Mary Nyakuaikoch was born in Koch.
She was married in Koch, gave birth to her children and remained in the town despite violence raging around her when civil war broke out across South Sudan. She intends the town to be her final resting place.
“I love Koch. I will never abandon my home here,” she says.
The five-year battle between government and opposition forces has devastated the once-thriving town. A once-bustling market place now has only a handful of stalls open selling a few vegetables and fruits and some shoes.
“We went through a lot of suffering, some people ran away for their safety, for their lives,” says Mary. “They went with their children and left their belongings behind. When they came back, everything had been looted so they left again. Now there is nothing.”
The area has enjoyed relative calm since the signing of a revitalized peace deal by warring parties last September. As a result, many displaced families are returning to the area. But they are struggling to survive.
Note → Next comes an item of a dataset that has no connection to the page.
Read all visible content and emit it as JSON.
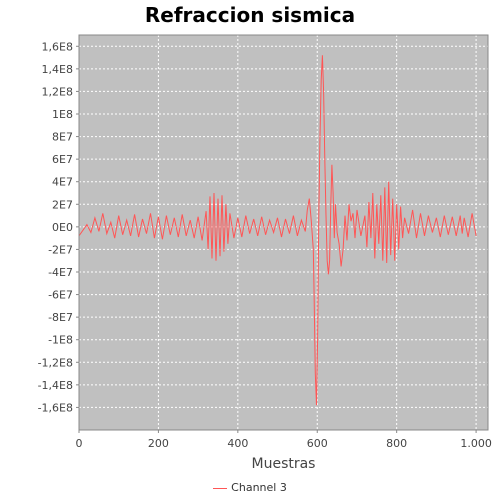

Food, clean water, healthcare and education are in short supply.
“It is an incredibly poor area and this is partly the reason why we have conflict here,” says the Head of the United Nations Mission in South Sudan, David Shearer. “A lot of people have moved out of this area and moved to our Protection of Civilians camp in Bentiu.”
A trust fund established by the United Nations and supported by generous donors is being used to give people the confidence to move back to the area by ensuring there is a protective peacekeeping presence and that basic services are established.
The Reconciliation, Stabilization and Resilience Trust Fund will spend $5.2 million dollars over two years in a series of projects led by World Relief and a consortium of non-governmental organizations, including CARE, Danish Refugee Council and Mercy Corps.
Koch is the first location to benefit from the fund.
The County Commissioner describes that decision as particularly fitting given the word Koch means “starting point”. He is looking forward to the fund restoring what was once the “blessed land”.
Just down the road from the Commissioner’s compound, hundreds of children line the road as a convoy of UN and humanitarian vehicles make their way into the schoolyard.
“Welcome, welcome, welcome,” their voices sing out in harmony as they clap their hands and stamp their feet in delight.
They are celebrating the opportunity of a new life – one of dignity and opportunity – where they can access all the basic things they need to survive and, even more than that, to thrive.
First on the list is the rehabilitation of the secondary school, which is currently closed.
“If we can put services here and start developing the area, then we know that people from the UN protection camps will come back here,” says David Shearer. “People here really value education so having a secondary school here will help cement the reconciliation that is going on and reduce conflict because people will be focused on making sure their children are going to school.”
Just down the road, the building that houses the local hospital still stands. But inside, it is barren with a couple of basic metal beds and a laboratory with no visible equipment. Medical garments that should be sterilized hang on washing lines outside in the dusty, dirty open air.
Renovation of this facility is another project on the trust fund list, along with rebuilding the court system, new support services for survivors of sexual and gender-based violence, the rehabilitation of roads and markets and educational opportunities for women who missed out on schooling so they can establish businesses to support themselves.
“My very, very strong feeling is that these people want peace more than anything else,” says David Shearer. “The two sides are obviously working together here, they are visiting each other, they are talking to each other. They don’t want to go back to war and we are told this over and over.”
It will not be an easy recovery for Koch. During a meeting with local women in a hot, dark tukul, one bluntly recounts her experience of being raped by five men during the conflict. She feels like there is no point in reporting the crime because all five offenders still live in the area and are unlikely to be held accountable until the justice system is restored.
Despite being brutalized by the conflict in so many ways, the women of Koch remain are optimistic about the future, especially now that they know development is coming to town.
“I am very excited that there is going to be peace,” says Mary Nyakuaikoch. “Women are not going to be running around carrying their kids and getting sick in the bush. They will have good medical services. They will have schools for their kids to go to and so many other services coming into this community. We are looking forward to a much better life.”